|Case Name||The Oriental Insurance Company Ltd. v/s Siby George & Others|
|Case Number||Civil Appeal No 5669 of 2012|
|Court||Supreme Court of India|
|Bench||Justice Aftab Alam and Justice Ranjan Desai|
|Author of the judgment||Justice Aftab Alam|
|Decided On||31 July 2012|
|Relevant Act/Sections||Workmen’s Compensation Act, 1923 – Section 3, Section 4, Section 19|
|Author of the case brief||Aditya Gor|
In this case, the Commissioner for Workmen’s Compensation, Ernakulam, by his order directed for payment of simple interest at the rate of 12% per annum from the date of the accident on July 12, 2006. The Appellant’s appeal against the order of the Commissioner was dismissed by the Kerala High Court as barred by limitation. Challenging the order of the High Court, this special leave petition has been filed in the Supreme Court in which notice was issued “limited to the interest”.

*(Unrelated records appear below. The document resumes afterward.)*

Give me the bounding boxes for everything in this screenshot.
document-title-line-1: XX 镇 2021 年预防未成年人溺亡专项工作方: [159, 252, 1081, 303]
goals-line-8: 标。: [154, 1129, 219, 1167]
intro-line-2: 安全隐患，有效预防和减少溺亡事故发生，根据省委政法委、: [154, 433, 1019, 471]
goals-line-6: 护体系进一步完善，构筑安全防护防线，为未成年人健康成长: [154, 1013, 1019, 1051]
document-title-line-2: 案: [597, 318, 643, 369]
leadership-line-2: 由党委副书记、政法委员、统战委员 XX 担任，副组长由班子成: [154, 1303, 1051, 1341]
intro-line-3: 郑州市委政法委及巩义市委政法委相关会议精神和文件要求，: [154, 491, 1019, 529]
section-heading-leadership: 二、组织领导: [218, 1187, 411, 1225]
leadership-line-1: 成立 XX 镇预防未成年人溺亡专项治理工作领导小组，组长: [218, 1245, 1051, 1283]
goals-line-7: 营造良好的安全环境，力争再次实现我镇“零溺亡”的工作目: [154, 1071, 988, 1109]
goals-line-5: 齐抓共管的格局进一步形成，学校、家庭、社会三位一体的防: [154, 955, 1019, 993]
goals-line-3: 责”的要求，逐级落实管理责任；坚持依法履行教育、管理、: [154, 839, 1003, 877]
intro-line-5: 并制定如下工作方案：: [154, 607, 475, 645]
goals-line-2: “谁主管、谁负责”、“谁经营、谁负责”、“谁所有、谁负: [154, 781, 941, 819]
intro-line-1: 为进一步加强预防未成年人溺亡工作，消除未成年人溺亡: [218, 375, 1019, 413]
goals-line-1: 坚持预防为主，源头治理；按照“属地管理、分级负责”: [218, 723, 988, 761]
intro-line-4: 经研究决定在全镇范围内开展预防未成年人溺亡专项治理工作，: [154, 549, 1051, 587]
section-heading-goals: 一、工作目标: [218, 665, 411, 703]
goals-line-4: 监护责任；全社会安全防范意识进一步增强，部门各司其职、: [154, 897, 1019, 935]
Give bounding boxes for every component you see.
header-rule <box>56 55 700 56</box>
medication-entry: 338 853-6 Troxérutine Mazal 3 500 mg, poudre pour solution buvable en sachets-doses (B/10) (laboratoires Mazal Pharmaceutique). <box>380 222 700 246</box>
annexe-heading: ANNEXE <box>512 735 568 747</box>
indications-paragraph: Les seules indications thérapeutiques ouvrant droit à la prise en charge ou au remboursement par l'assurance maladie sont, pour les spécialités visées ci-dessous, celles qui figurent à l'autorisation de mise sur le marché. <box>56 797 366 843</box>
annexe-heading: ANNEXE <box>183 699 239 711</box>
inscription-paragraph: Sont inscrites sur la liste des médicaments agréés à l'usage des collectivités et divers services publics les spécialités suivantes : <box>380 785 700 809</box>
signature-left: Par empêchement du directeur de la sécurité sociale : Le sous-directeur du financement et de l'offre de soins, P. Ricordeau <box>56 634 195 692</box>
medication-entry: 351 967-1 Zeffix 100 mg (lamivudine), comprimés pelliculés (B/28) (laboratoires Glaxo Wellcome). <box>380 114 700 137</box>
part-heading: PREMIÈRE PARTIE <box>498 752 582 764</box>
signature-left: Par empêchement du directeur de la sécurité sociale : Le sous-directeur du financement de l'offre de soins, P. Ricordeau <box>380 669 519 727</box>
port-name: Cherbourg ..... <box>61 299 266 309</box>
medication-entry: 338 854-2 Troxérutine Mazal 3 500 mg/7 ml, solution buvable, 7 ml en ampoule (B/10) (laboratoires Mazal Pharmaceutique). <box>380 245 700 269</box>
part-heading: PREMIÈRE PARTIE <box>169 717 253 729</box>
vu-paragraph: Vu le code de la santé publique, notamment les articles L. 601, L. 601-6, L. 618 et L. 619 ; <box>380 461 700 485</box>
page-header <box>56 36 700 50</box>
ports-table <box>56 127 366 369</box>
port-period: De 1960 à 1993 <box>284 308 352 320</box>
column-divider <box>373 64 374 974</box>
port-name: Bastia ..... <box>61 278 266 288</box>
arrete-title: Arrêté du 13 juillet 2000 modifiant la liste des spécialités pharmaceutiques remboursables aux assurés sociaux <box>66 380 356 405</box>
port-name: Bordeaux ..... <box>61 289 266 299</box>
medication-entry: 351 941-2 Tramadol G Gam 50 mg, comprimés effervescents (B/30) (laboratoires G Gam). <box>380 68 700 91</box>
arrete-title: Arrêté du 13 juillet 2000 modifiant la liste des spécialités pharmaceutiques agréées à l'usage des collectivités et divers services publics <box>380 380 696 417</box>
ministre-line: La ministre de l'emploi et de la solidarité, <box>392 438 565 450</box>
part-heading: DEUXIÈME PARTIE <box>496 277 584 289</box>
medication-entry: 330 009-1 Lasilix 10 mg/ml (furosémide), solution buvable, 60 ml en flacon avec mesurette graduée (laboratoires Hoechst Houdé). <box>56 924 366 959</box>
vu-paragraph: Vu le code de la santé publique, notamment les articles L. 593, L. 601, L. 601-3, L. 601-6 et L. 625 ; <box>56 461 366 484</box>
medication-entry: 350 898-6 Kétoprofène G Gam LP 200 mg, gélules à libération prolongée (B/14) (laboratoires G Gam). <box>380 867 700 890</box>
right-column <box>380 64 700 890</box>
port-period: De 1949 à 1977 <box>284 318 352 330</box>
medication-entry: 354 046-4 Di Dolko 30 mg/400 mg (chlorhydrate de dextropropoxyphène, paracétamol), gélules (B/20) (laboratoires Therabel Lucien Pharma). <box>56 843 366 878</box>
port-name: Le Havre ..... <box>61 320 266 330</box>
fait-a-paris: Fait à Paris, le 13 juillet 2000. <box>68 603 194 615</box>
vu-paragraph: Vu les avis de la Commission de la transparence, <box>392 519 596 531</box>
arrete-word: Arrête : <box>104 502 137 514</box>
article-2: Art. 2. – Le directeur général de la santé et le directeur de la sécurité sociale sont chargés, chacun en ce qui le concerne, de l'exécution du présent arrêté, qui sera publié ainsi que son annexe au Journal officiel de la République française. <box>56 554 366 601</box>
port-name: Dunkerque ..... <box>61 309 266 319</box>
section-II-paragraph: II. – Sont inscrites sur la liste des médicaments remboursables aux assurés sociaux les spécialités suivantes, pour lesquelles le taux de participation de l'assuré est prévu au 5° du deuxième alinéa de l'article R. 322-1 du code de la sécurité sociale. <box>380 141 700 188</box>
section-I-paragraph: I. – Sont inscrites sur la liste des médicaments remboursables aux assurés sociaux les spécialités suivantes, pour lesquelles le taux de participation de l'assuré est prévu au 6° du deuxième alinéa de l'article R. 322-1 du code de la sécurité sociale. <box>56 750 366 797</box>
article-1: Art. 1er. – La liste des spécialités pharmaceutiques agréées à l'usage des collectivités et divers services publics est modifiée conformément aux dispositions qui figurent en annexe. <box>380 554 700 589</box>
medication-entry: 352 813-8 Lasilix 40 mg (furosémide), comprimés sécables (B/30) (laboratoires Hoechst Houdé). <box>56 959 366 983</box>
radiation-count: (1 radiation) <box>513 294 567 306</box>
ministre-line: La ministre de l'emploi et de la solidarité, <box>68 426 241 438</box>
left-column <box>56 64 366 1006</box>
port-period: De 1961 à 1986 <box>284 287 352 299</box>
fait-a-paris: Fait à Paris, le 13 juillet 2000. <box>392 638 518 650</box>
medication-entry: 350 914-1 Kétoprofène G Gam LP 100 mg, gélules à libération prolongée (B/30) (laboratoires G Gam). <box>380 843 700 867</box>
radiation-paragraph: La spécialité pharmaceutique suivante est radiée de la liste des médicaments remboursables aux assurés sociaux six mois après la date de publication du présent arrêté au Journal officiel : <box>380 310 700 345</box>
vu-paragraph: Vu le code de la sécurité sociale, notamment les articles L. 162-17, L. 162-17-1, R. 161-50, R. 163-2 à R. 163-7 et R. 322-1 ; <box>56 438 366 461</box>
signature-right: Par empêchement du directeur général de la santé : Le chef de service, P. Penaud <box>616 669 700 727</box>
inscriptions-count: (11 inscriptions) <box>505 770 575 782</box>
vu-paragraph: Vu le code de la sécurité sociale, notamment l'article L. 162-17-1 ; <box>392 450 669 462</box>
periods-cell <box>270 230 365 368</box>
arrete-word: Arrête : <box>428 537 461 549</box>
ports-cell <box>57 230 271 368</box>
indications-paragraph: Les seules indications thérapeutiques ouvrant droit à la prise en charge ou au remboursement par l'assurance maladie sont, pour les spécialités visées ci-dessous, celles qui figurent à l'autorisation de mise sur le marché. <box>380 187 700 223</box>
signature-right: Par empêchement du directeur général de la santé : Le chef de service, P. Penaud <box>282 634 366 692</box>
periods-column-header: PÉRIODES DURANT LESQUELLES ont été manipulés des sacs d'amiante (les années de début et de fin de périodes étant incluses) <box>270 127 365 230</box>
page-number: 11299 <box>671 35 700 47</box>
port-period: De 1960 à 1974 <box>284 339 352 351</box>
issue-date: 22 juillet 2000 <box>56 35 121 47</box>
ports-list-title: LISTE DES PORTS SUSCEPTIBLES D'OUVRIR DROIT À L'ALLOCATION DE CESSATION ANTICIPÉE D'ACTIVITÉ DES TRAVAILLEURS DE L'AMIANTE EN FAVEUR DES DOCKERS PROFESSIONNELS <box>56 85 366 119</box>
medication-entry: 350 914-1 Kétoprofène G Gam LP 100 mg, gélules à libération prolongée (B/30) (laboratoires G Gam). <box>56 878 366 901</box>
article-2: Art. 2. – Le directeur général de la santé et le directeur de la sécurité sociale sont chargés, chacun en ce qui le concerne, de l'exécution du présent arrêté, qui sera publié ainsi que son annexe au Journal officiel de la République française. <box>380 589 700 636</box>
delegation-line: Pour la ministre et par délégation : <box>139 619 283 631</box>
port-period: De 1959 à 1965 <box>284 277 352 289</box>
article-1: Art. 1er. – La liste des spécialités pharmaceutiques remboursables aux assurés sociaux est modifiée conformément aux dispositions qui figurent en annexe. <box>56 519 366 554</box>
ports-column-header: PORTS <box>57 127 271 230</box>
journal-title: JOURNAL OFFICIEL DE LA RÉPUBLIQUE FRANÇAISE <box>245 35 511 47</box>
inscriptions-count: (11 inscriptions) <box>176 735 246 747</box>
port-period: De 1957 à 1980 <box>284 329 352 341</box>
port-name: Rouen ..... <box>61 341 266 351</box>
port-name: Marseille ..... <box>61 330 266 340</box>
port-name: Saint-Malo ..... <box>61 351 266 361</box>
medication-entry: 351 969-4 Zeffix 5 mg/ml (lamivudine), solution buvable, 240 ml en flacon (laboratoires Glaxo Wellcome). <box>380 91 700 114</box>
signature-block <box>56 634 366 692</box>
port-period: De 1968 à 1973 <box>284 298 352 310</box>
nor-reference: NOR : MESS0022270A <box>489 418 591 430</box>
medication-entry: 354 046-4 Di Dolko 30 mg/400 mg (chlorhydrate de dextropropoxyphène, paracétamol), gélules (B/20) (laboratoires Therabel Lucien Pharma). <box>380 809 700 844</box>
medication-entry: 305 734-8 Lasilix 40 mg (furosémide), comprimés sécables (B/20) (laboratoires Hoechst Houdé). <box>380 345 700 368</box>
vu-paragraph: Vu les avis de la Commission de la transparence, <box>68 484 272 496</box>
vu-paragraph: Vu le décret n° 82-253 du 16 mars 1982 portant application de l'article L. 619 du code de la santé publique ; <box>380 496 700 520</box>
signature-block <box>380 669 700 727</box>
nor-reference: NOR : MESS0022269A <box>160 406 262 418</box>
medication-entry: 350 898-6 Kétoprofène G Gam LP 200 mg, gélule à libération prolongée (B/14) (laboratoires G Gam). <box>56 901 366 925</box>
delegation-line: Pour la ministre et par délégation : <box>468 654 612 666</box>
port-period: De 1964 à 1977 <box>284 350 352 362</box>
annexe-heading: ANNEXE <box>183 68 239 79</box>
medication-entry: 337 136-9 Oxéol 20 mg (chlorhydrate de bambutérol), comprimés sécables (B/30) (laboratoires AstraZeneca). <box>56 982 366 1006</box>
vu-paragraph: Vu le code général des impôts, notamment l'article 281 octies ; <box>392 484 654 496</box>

The issue to be answered in this appeal is, when does the payment of compensation under the Workmen’s Compensation Act, 1923 become due and consequently what is the point in time from which interest would be payable on the amount of compensation as provided under Section 4A(3) of the Act.
The appellant has argued that the learned Commissioner was wrong in directing for payment of interest from the date of the accident and any interest on the amount of compensation would be payable only from the date of the order of the Commissioner.
It was the observation of the Court that Sub-section (1) of section 4A provides that the employer shall be liable to pay compensation if “personal injury is caused to a workman by accident arising out of and in the course of his employment.” What the section provides is that if any question arises in any proceeding under the Act as to the liability of any person to pay compensation or as to the amount or duration of the compensation it shall, in default of agreement, be settled by the Commissioner.
The Appellant was thus liable to pay compensation as soon as the aforesaid personal injury was caused to the Appellant, and there is no justification for the argument to the contrary.
Thus the appellant was liable to pay compensation at the rate provided by Section 4 as soon as the personal injury was caused to the Respondent. But he did not pay so and further he did not even make a provisional payment under Sub-section (2) of Section 4 for, as has been stated, he went to the extent of taking the false pleas that the Respondent was a casual contractor and that the accident occurred solely because of his negligence.
Moreover, he paid no heed to the Respondent’s personal approach for obtaining the compensation. Thus the Respondent was driven to the necessity of making an application to the Commissioner for settling the claim, and even there the Appellant raised a frivolous objection as to the jurisdiction of the Commissioner and prevailed on the Respondent to file a memorandum of agreement settling the claim for a sum which was so grossly inadequate that it was rejected by the Commissioner.
In the past, the precedents of the Courts have held that the payment of compensation fell due on the date of the accident. Various High Courts in the country, while dealing with the claim for compensation under the Workmen’s Compensation Act have uniformly taken the view that the relevant date for determining the rights and liabilities of the parties is the date of the accident.
The Honourable Supreme Court has also in the case of Pratap Narain Singh Deo v. Srinivas Sabata, (1976) has held that an employer becomes liable to pay compensation as soon as the personal injury is caused to the workmen by the accident which arose out of and in the course of employment.
Thus it cannot be said that the payment of compensation would fall due only after the Commissioner’s order or with reference to the date on which the claim application is made. And thus the appeal was dismissed with cost.